I’m always looking for authentic touches to add to my novels. When we were in Mallaig we came across the Vintage Horsebox Deli which served delicious cake and coffee. I filed it away for future reference. I envisage a scene in #9 where it could be used to good effect. We also came across the Jac-o-bite cafe but that was too cheesy, even for me.


Upon checking the map I saw that we were very close to the village of Pennan and twisted Dave’s arm to drive us there. Pennan is where the movie Local Hero was filmed and we couldn’t resist standing by the iconic phone box. I love that movie so much that we downloaded a copy to re-watch in the caravan before we we visited there !!


After Pennan we headed south, and managed a quick visit to see Maggie in Lenzie before spending the day in Edinburgh and heading home. I’ll be updating the blog with more of our Scottish adventures after Christmas, so if you don’t already subscribe, please consider doing so.



In case you are unaware, my sister Phyllis King is a very talented artist and these are the covers of some of the Christmas cards she’s created. I used the stag’s head to make labels for my cards this year and it looked fantastic. Coincidentally, I found a stag’s head garland in the local Age UK, added new ribbon and batteries and it now hangs on our door in pride of place. Well, to be honest, Dave added the ribbon etc but I did order it off Amazon! Cute, or what?

Looking ahead . . . In 2026 we will be celebrating 53 years of marriage, 30 years in our current home, 20 years of retirement and Dave’s mum’s 98th birthday and, hopefully, a new novel(!). We’ll be heading out with the caravan in March to celebrate my birthday and I can’t wait. (I won’t say which one) 😊Remember, you are always welcome at Chez Lamb for coffee, cake and a chance to sit by the wood burning stove and share the craic. I promise to turn the telly off . . .
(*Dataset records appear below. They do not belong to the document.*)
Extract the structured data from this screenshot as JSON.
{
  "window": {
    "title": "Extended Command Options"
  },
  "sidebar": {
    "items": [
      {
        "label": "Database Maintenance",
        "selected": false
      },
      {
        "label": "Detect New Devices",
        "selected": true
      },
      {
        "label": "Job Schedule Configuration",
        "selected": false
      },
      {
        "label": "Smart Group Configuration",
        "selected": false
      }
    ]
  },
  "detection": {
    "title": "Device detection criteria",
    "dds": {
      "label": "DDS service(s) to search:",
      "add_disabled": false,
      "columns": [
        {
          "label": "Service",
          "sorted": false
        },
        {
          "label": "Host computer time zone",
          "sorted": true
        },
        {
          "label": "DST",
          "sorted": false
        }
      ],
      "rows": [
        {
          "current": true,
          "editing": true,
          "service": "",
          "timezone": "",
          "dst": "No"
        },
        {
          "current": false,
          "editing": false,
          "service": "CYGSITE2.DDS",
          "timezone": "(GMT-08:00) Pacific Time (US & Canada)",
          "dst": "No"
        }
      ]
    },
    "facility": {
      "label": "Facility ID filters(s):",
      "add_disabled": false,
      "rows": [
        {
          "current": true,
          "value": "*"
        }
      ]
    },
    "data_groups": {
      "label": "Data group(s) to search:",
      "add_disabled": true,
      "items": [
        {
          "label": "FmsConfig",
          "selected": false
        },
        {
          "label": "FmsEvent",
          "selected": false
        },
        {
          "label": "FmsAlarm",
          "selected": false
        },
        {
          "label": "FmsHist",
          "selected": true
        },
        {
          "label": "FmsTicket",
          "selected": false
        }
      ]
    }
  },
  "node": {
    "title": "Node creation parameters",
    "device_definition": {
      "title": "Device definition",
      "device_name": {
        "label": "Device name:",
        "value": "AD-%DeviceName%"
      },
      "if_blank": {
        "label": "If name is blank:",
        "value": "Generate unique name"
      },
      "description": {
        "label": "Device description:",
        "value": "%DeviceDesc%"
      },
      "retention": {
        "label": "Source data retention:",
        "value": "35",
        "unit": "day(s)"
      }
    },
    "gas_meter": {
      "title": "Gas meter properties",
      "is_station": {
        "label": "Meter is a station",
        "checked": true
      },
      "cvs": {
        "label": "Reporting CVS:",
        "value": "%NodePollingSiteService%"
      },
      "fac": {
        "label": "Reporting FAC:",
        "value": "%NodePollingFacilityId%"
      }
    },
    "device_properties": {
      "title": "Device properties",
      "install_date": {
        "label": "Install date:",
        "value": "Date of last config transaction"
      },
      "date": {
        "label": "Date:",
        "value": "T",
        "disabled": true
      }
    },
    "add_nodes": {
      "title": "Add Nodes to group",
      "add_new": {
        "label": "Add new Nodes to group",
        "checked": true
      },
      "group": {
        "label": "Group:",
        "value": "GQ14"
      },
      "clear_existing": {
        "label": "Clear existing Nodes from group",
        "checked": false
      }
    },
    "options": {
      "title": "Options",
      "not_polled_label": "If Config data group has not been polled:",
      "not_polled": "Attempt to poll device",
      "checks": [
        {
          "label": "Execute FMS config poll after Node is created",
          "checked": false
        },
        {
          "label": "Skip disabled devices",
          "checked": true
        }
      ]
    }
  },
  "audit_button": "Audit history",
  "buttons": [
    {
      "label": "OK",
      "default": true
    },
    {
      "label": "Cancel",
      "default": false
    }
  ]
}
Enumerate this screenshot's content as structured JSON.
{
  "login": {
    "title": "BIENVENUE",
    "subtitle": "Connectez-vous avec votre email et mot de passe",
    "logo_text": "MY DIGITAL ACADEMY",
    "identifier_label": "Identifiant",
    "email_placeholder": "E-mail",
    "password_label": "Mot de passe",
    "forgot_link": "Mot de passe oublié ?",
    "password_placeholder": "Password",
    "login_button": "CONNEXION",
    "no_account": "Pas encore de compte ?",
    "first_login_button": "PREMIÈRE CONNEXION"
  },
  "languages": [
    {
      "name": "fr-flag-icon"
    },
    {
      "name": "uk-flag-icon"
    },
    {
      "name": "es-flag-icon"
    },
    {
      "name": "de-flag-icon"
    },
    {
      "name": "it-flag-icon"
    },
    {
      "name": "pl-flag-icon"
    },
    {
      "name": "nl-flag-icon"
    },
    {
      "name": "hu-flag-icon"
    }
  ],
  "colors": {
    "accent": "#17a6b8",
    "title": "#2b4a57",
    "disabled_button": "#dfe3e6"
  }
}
Much love and warmest wishes from Lizzie and Dave
Guest post – Eleanor Harkstead, new novel and Men in Kilts –

It is my pleasure today to give a big shout out to Eleanor Harkstead fellow member of the Romantic Novelists’ Association, lover of history, men in kilts and all round fabulous author. Some of you may remember that I interviewed Eleanor (aka Helen Barrell) back in June 2017. At the end of that post I asked her what she was working on and she said:
“With two non-fiction titles under my belt, I’m focussing on fiction for a while. I’ve recently started to write collaboratively with Catherine Curzon – we have historical romance and romantic thrillers up our collective sleeves.”
Their contemporary short story about feuding theatricals, ‘An Actor’s Guide to Romance’, is available on Amazon. The first installment in their Captivating Captains series, the historical novel The Captain and the Cavalry Trooper, will be published on 3 April 2018, and is available to pre-order. Both titles are published by Pride. If fancy reading ‘something different,’ give Eleanor and Catherine’s novel a try.
I met Eleanor through the Birmingham Chapter of the RNA and we discovered a common bond: writing, romance, a love of history and Scotland. To give you a taste of Eleanor’s work, I thought it would be fun to ask her to write a piece about Men in Kilts. Here it is:
The Ballad of the Scotsman in a Kilt
The first time I visited Glasgow with my Scottish partner, he assured me that I wouldn’t be seeing anyone in a kilt. “No one wears kilts in Scotland. Only bagpipers wear them, and old men in the islands.” Reader, I was disappointed. Until we got off the train at Glasgow Central and found ourselves in a swirling morass of Scottish footie fans who were off to see their team play an international match. Almost everyone was in a kilt.
“I thought you said no one wears kilts in Scotland?” “Erm….” was his reply

On another trip to Glasgow, my partner decided to buy a kilt. The ground floor of the shop was full of shortbread and whisky, and knickknacks featuring lake monsters and West Highland terriers. We headed down into the basement to the kilt department, where the heavy tartans and tweeds muffled the sounds from the street above. First, to decide the tartan. Being a Wallace, my partner does have a tartan for his surname, but he found its red colour a bit brash. So he opted instead for the Wallace hunting tartan, which is mainly a dark green. Obviously, you’d startle your quarry if it you had a quantity of bright red fabric swinging about your thighs as you crossed the springy heather, so each tartan has a hunting variant. Also – each tartan has an “ancient” variant, where the colours are more muted. After choosing his fabric, my partner was measured up. A kilt should be worn high on the waist, not low-slung on the hips, and it should come above the knee.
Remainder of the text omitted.